Почерк Леонардо
Шрифт:
Но на Бессарабке по-прежнему длинными рядами стояли торговки-матрешки из ближних и дальних сел, в фартуках поверх зимних фуфаек, с головами, повязанными яркими украинскими платками. По-прежнему торговали медом, салом, квашеной капустой. И по-прежнему, нахваливая сало, мясники демонстрировали мягкую коричневую шкурку, палимую соломой, приговаривая: «Оцэ покуштуйте шкурку, бачите, яка вона м’якэнька».

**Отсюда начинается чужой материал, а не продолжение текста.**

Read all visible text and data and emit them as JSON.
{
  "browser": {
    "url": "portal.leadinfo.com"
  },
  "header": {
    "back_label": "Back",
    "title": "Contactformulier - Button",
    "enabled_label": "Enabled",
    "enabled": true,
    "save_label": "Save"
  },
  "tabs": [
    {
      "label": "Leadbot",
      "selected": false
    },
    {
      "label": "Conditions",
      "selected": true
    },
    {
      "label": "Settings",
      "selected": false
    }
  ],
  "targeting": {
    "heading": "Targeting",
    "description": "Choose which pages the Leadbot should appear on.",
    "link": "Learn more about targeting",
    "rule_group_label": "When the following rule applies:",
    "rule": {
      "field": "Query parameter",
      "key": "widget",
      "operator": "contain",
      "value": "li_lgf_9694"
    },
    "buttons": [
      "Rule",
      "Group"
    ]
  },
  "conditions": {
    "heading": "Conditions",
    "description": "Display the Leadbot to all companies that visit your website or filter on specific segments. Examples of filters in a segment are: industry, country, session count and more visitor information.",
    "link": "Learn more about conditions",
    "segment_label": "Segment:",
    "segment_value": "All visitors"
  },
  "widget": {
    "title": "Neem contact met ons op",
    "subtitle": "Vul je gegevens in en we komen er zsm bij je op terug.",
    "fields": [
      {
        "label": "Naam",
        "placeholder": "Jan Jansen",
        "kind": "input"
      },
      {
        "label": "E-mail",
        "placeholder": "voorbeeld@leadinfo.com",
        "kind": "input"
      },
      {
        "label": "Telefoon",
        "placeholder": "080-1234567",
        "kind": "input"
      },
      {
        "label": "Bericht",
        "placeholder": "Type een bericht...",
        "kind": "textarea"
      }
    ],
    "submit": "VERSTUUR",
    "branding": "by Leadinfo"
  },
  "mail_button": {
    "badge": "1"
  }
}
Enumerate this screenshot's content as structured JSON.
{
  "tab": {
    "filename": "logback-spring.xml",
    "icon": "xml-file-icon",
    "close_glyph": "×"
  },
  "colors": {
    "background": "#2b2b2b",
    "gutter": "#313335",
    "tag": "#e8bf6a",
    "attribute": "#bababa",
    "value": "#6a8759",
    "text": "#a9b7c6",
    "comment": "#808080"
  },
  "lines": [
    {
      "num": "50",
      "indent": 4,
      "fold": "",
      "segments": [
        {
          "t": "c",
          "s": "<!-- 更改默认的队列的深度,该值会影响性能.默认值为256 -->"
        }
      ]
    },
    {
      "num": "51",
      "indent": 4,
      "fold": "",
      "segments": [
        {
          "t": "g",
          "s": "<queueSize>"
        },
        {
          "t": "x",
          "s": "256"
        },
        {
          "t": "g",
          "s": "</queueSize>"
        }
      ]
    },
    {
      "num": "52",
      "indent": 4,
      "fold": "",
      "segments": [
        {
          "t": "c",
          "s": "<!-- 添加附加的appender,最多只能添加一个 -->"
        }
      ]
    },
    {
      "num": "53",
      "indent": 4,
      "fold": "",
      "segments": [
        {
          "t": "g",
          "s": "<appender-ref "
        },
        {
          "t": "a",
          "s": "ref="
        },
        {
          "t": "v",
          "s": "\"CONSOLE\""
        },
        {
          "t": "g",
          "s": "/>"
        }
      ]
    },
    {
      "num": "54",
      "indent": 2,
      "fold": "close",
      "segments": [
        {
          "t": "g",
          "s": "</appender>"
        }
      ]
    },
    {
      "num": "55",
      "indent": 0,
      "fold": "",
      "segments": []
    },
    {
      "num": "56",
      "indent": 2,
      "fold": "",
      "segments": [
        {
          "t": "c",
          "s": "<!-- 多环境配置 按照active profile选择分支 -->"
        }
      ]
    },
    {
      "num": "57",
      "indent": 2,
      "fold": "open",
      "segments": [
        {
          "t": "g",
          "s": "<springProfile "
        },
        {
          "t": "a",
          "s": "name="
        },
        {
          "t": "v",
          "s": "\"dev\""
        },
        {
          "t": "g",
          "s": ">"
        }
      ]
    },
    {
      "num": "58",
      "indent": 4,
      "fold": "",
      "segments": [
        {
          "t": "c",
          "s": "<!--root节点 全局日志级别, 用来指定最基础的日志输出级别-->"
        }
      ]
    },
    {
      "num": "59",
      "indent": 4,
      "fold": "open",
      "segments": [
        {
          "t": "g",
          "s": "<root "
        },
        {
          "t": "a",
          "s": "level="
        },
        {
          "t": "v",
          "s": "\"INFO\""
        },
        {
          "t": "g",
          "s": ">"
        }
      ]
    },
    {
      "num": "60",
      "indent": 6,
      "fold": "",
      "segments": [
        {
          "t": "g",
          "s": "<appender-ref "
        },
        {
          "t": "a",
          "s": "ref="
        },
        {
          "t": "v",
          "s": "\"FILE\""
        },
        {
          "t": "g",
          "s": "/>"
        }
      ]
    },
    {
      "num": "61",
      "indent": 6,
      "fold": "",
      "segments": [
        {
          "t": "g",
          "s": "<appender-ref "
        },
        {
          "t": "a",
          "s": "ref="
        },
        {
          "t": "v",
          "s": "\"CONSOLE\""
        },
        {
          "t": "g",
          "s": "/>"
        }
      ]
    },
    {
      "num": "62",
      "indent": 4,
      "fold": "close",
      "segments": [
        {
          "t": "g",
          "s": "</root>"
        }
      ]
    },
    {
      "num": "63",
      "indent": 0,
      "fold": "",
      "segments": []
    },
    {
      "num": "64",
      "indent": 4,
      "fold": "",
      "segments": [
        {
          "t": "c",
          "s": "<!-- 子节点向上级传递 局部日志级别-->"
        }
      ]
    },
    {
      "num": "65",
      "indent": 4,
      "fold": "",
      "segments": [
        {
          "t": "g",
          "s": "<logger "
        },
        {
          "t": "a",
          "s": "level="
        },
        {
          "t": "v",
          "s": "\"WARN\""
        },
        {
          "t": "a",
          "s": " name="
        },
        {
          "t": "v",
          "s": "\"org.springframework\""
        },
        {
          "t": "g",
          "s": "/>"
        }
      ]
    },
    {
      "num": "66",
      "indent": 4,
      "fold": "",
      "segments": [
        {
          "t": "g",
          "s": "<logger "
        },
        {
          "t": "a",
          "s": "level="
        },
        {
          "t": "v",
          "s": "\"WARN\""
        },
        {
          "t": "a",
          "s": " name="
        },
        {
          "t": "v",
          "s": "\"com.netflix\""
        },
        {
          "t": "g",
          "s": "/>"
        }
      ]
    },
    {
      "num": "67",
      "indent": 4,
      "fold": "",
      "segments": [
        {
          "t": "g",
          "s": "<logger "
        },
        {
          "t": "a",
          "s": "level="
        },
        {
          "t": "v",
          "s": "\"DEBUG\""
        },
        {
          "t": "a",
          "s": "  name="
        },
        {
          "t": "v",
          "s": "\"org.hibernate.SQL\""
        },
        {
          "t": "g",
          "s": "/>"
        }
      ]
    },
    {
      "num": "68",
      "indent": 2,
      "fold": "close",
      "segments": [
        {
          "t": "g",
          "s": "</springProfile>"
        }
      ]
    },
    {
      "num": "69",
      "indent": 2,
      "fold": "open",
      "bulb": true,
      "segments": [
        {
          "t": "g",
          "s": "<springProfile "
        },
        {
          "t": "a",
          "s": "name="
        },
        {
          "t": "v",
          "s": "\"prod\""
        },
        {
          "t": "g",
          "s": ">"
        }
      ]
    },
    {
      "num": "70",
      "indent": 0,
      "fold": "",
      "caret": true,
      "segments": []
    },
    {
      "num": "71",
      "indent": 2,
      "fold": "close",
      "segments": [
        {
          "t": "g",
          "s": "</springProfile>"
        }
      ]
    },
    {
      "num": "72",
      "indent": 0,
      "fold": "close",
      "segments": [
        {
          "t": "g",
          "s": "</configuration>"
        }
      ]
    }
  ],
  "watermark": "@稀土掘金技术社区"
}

Население коммуналок давно разбросали по новостройкам. Гиршовичи – Ариша писала об этом – получили трехкомнатную на Оболони. Боря давно женился на скрипачке оркестра Гостелерадио, дочку родил, грозился уехать «в нормальную страну»,
– А может быть, в свет? – задумчиво спрашивала Ариша, которая к тому времени чудо как расцвела, и не только потому, что удачно прооперировала косящий левый глаз в клинике Федорова и теперь с новой фотографии, которую тут же и прислала вечной своей подружке, смотрела обоими глазами победно и прямо. Она расцвела, как сказала бы Фиравельна, «вся вокруг»: поправилась, стильно стриглась и вообще приобрела западный благополучный вид; да и времени изрядно уже проводила то в Бельгии, в городе Малин, куда пригласили ее преподавать в международную школу карильона, то на гастролях. Очень редко они с Анной встречались в Москве, когда пересекались сложные гастрольные орбиты…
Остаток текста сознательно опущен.